While I plan on visiting as many booths as possible, and too many to cover here, there are a few that have released early announcements, or sent me preliminary information, that have caught my interest. Here they are, in no particular order.
AMD Global Telemedicine
AMD announced version 6.0 of their AGNES Interactive software. This solution pulls medical data from devices to share it with remote doctors. The new version adds videoconferencing, powered by Vidyo. This is obviously going to increase the level of communication and collaboration between doctors and their patients.

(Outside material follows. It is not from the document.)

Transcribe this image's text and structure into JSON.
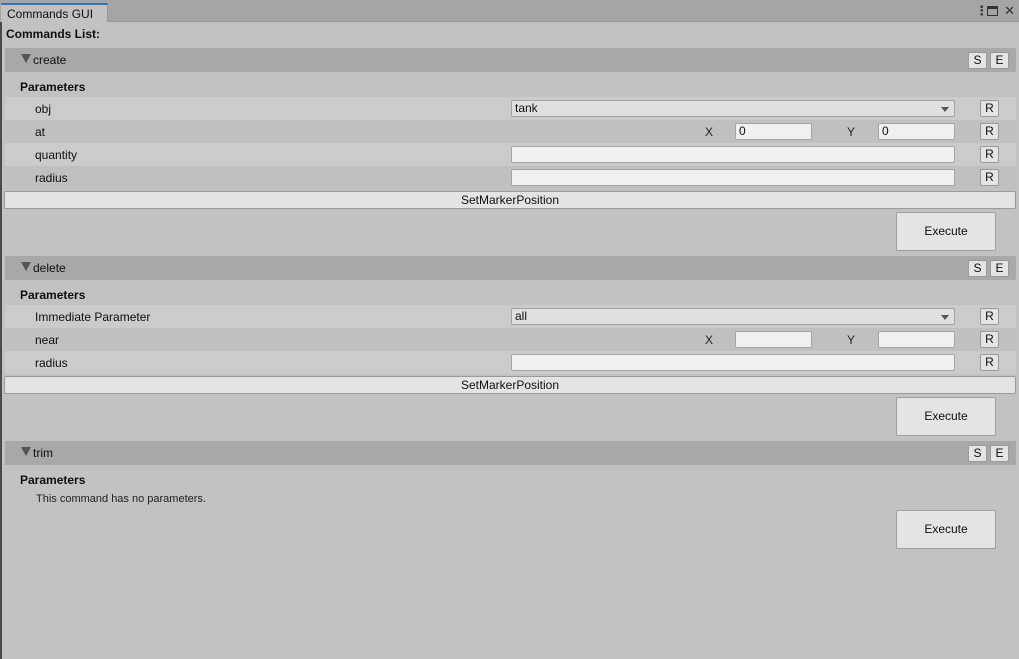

I’ve been well aware of the popular Beam mobile video platform (they don’t like the term “telepresence robot”), but have usually thought of it as an education or enterprise tool. I am looking forward to seeing their new prototype, and learning about its telehealth applications.

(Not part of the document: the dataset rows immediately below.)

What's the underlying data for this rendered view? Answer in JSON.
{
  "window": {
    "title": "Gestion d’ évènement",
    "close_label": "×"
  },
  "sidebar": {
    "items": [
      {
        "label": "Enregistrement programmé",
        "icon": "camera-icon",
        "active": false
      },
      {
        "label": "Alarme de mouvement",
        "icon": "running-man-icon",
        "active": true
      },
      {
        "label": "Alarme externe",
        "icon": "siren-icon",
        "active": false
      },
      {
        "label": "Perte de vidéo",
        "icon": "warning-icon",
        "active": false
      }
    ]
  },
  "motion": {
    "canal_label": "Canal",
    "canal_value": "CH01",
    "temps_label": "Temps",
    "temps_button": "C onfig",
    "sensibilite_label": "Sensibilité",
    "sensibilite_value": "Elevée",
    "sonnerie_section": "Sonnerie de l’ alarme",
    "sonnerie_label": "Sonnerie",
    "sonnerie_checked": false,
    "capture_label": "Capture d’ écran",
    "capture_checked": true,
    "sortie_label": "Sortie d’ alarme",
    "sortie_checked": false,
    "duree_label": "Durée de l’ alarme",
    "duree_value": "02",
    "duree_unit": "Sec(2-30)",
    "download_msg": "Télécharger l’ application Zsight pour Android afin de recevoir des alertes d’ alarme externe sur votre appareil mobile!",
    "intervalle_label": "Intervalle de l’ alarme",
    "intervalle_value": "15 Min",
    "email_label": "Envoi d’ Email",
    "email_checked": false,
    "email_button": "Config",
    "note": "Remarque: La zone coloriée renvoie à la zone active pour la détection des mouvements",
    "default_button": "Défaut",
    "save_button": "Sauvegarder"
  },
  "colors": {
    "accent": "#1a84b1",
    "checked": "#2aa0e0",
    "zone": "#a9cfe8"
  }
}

Pregnancy can be as stressful as it is exciting. A fetal wellness monitor, providing real time data to an app on your smartphone, can help relieve some of that stress. I’m very curious about what kind of data exactly is being captured by this device.
Treatment for stuttering involves a lot of learning and practice. By providing an online solutions, Novotalk empowers people who stutter to improve their speech on their own terms, independently and discretely.

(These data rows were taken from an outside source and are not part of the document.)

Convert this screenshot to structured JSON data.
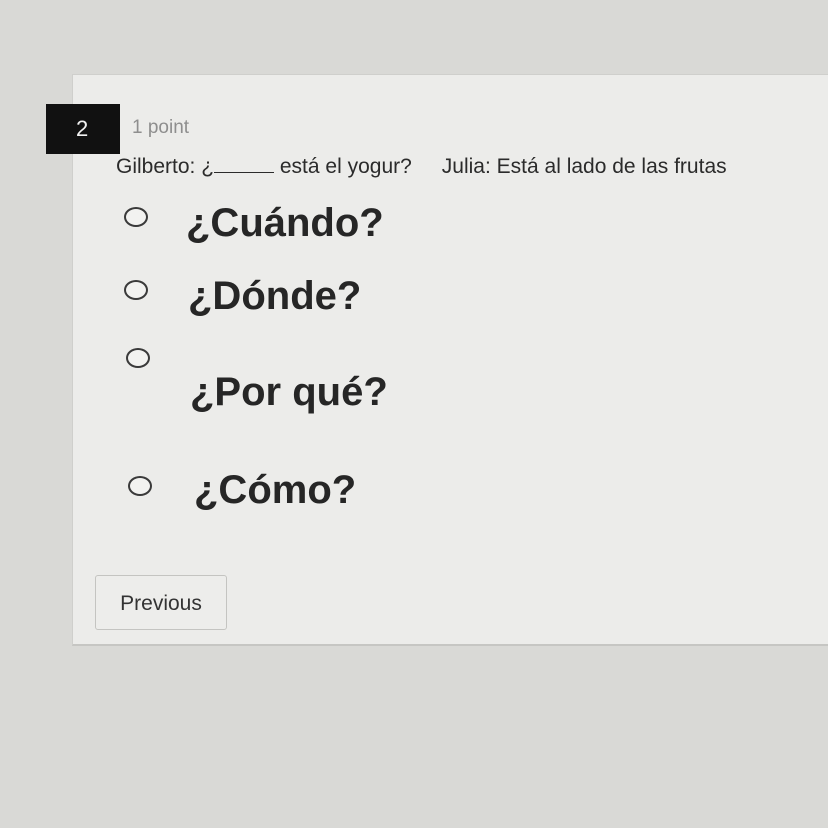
{
  "question": {
    "number": "2",
    "points": "1 point",
    "prompt_start": "Gilberto: ¿",
    "prompt_middle": "está el yogur?",
    "prompt_end": "Julia: Está al lado de las frutas"
  },
  "options": [
    {
      "label": "¿Cuándo?",
      "selected": false
    },
    {
      "label": "¿Dónde?",
      "selected": false
    },
    {
      "label": "¿Por qué?",
      "selected": false
    },
    {
      "label": "¿Cómo?",
      "selected": false
    }
  ],
  "nav": {
    "previous_label": "Previous"
  }
}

I have several family members with diabetes and well understand the constant management and monitoring it can require. A solution to allow doctors to view patients’ data in real time can help keep treatment plans on track.
From the information provided to me, this appears to be a comprehensive solution for complete end-to-end remote patient care, currently deployed in over 500 hospitals and health care facilities.
Some health care organizations may wish to white label telehealth services. Zipnosis offers a selection of white labeled tools from triage, to video/phone consultations, to a comprehensive online clinical interview.
I once heard a rumor that the original design for the iPad took into consideration the size of the pockets on doctors’ lab coats. True or not, it is a pretty safe bet that docs have mobile devices and would appreciate the “appification” of telehealth. The e-Bridge app supports a number of health services.
This little device reminds me of something from Star Trek. It claims to be “the first complete telehealth solution enabling live, remote patient examinations of the ears, nose, throat, skin, heart and temperature.” I love the idea of a little device checking me out at home and sending all the data to my doctor.
Advanced ICU Care
This leading provider of telehealth services announced that it will be hosting hands-on demonstrations to virtually transport visitors to a hospital’s ICU. I think this 15 minute tour will be very much worth my time.
This Florida-based company will be introducing their new DME Deal platform, offering an easier way to procure medical equipment.
Doctor On Demand
Who wants to wait to make an appointment to see a doctor when you can see one on your mobile device in minutes? Have we really gotten to the point where it’s easier to bring up a doctor on video than it is to order a pizza?